Ingredients – 3 tbsp. olive oil, 3 garlic cloves crushed, 1 jar (680g) of passata, freshly ground black pepper, 1 tsp. sugar to sweeten and a few sprigs of fresh basil.
Method – Heat the olive oil over low heat, add the crushed garlic and sauté for 30 seconds to 1 minute then add the tomato passata or tinned tomatoes. Season with freshly ground black pepper, add the sugar and simmer for at least 30 minutes until thickened. Tear the fresh basil and add it to the sauce at the end of the cooking time. Check the seasoning. Blitz the sauce until it is smooth using a hand blender.
Spelt Pizza Dough
This recipe makes enough for 2 medium round pizzas or one large rectangular pizza (enough for the whole family to share). Catherine uses 200g of strong white flour but I use half spelt instead.
Ingredients – 100g strong white flour, 100g spelt flour, 1 1/2 tsp. fast action dried yeast, a pinch of salt, 2 tbsp. olive oil, 150ml warm water, semolina for dusting.
Method – I make my dough using a mixer fitted with a dough hook. If you don’t have one, alternatively you could make it by hand. Place the flour, yeast and a pinch of salt in the mixer then drizzle over the olive oil, add the warm water and mix until it forms a soft dough. Add more flour or water if necessary to achieve a dough. Knead the dough on a medium speed for 5 minutes until the dough is smooth and elastic (If needing by hand – 10 minutes). Turn the dough out on to a floured surface and form it into a ball. Place the dough in a large bowl brushed with olive oil and cover with oiled cling film. Leave the dough to rise in a warm place for at least 2 hours or until it has doubled in size.
Tip – Leaving the dough in a sunny spot or near a heat source like a wood burning or gas fire is ideal, but if you don’t have any of those options you can preheat your oven to 70 degrees then turn it off and leave your dough to rise in there.
1. Preheat your oven to 200 degrees. Drizzle your pizza pan(s) or baking tray(s) with olive oil and dust with a little semolina.
Tip – If you heat your pizza pan it will ensure you get a thin crust. I tend to leave mine in the oven while it preheats. Obviously you would do this before adding the olive oil and semolina.

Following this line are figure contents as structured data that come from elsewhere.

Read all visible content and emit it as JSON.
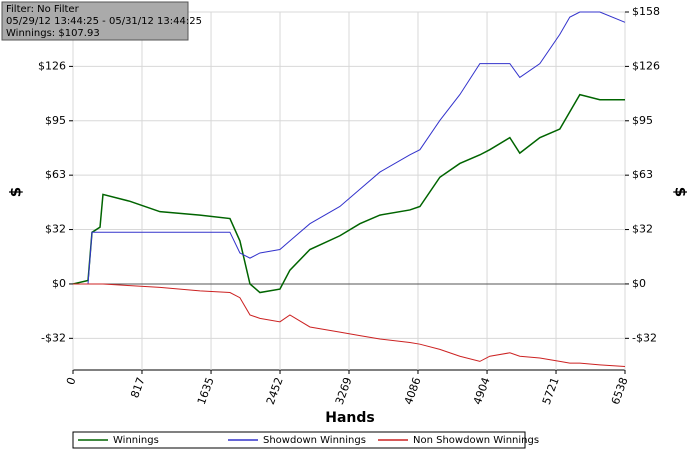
{
  "chart_data": {
    "type": "line",
    "info": [
      "Filter: No Filter",
      "05/29/12 13:44:25 - 05/31/12 13:44:25",
      "Winnings: $107.93"
    ],
    "xlabel": "Hands",
    "ylabel": "$",
    "x": [
      0,
      178,
      225,
      320,
      355,
      675,
      1030,
      1504,
      1859,
      1977,
      2096,
      2214,
      2451,
      2569,
      2806,
      3161,
      3398,
      3635,
      3990,
      4109,
      4345,
      4582,
      4819,
      4937,
      5174,
      5292,
      5529,
      5766,
      5884,
      6003,
      6240,
      6538
    ],
    "series": [
      {
        "name": "Winnings",
        "color": "#006400",
        "values": [
          0,
          2,
          30,
          33,
          52,
          48,
          42,
          40,
          38,
          25,
          0,
          -5,
          -3,
          8,
          20,
          28,
          35,
          40,
          43,
          45,
          62,
          70,
          75,
          78,
          85,
          76,
          85,
          90,
          100,
          110,
          107,
          107
        ]
      },
      {
        "name": "Showdown Winnings",
        "color": "#3333cc",
        "values": [
          0,
          0,
          30,
          30,
          30,
          30,
          30,
          30,
          30,
          18,
          15,
          18,
          20,
          25,
          35,
          45,
          55,
          65,
          75,
          78,
          95,
          110,
          128,
          128,
          128,
          120,
          128,
          145,
          155,
          158,
          158,
          152
        ]
      },
      {
        "name": "Non Showdown Winnings",
        "color": "#cc2222",
        "values": [
          0,
          0,
          0,
          0,
          0,
          -1,
          -2,
          -4,
          -5,
          -8,
          -18,
          -20,
          -22,
          -18,
          -25,
          -28,
          -30,
          -32,
          -34,
          -35,
          -38,
          -42,
          -45,
          -42,
          -40,
          -42,
          -43,
          -45,
          -46,
          -46,
          -47,
          -48
        ]
      }
    ],
    "xlim": [
      0,
      6538
    ],
    "xticks": [
      0,
      817,
      1635,
      2452,
      3269,
      4086,
      4904,
      5721,
      6538
    ],
    "ylim": [
      -50,
      158
    ],
    "yticks": [
      {
        "value": -31.6,
        "label": "-$32"
      },
      {
        "value": 0,
        "label": "$0"
      },
      {
        "value": 31.6,
        "label": "$32"
      },
      {
        "value": 63.2,
        "label": "$63"
      },
      {
        "value": 94.8,
        "label": "$95"
      },
      {
        "value": 126.4,
        "label": "$126"
      },
      {
        "value": 158,
        "label": "$158"
      }
    ],
    "grid": true
  }
}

2. Once your dough has risen, turn it out on to a floured surface and knead it for about 3 minutes. Divide it in two if you are making two pizzas. Shape each ball into a circle and pull it out from the centre. To make one rectangular pizza, use a rolling pin to shape the dough then stretch it with your hands moving outwards all the way around. Place the dough on the pan/tray.

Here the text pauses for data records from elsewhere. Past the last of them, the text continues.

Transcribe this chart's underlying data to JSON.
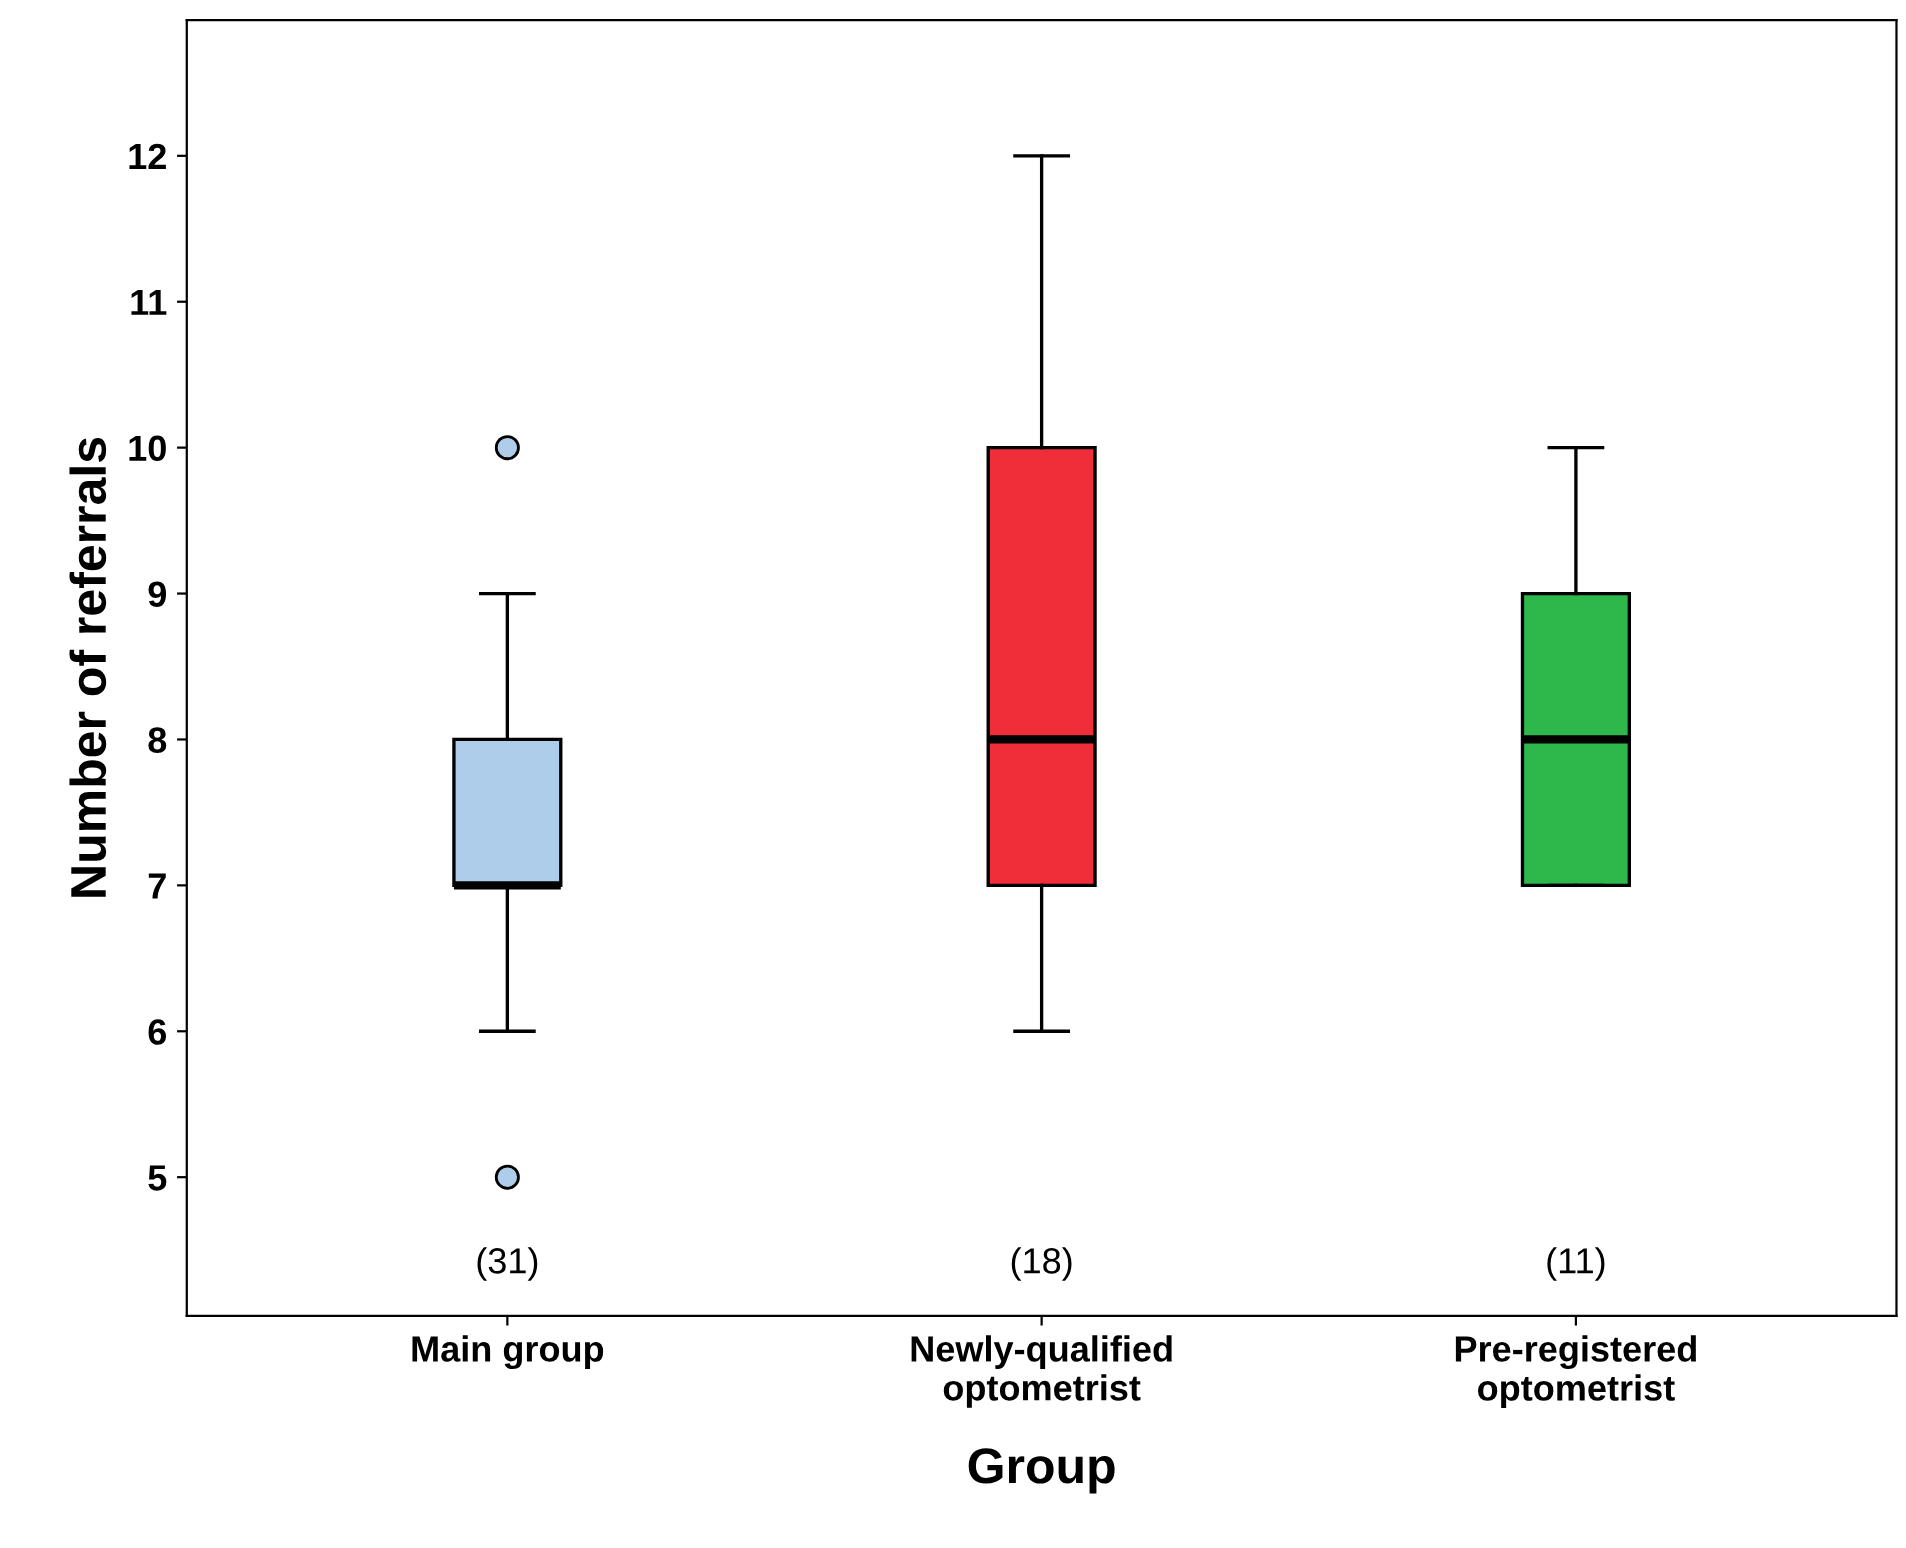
{
  "chart_data": {
    "type": "box",
    "xlabel": "Group",
    "ylabel": "Number of referrals",
    "categories": [
      "Main group",
      "Newly-qualified\noptometrist",
      "Pre-registered\noptometrist"
    ],
    "boxes": [
      {
        "low": 6,
        "q1": 7,
        "median": 7,
        "q3": 8,
        "high": 9,
        "outliers": [
          5,
          10
        ]
      },
      {
        "low": 6,
        "q1": 7,
        "median": 8,
        "q3": 10,
        "high": 12
      },
      {
        "low": 7,
        "q1": 7,
        "median": 8,
        "q3": 9,
        "high": 10
      }
    ],
    "colors": [
      "#aecdeb",
      "#ef2e39",
      "#2eb84b"
    ],
    "ylim": [
      4.05,
      12.93
    ],
    "yticks": [
      5,
      6,
      7,
      8,
      9,
      10,
      11,
      12
    ],
    "grid": false,
    "annotations": [
      "(31)",
      "(18)",
      "(11)"
    ]
  }
}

Tip – If you flour the dough and fold it in four, it’s easier to transfer to your pan/tray.
3. Assemble your pizza by spreading the base with tomato sauce, grated cheeses and your choice of toppings. (I favour a blend of Italian mozzarella, parmesan and Irish Cheddar). Bake for 18 to 20 minutes until golden and bubbly. Serve immediately with a healthy salad and a glass of wine or beer.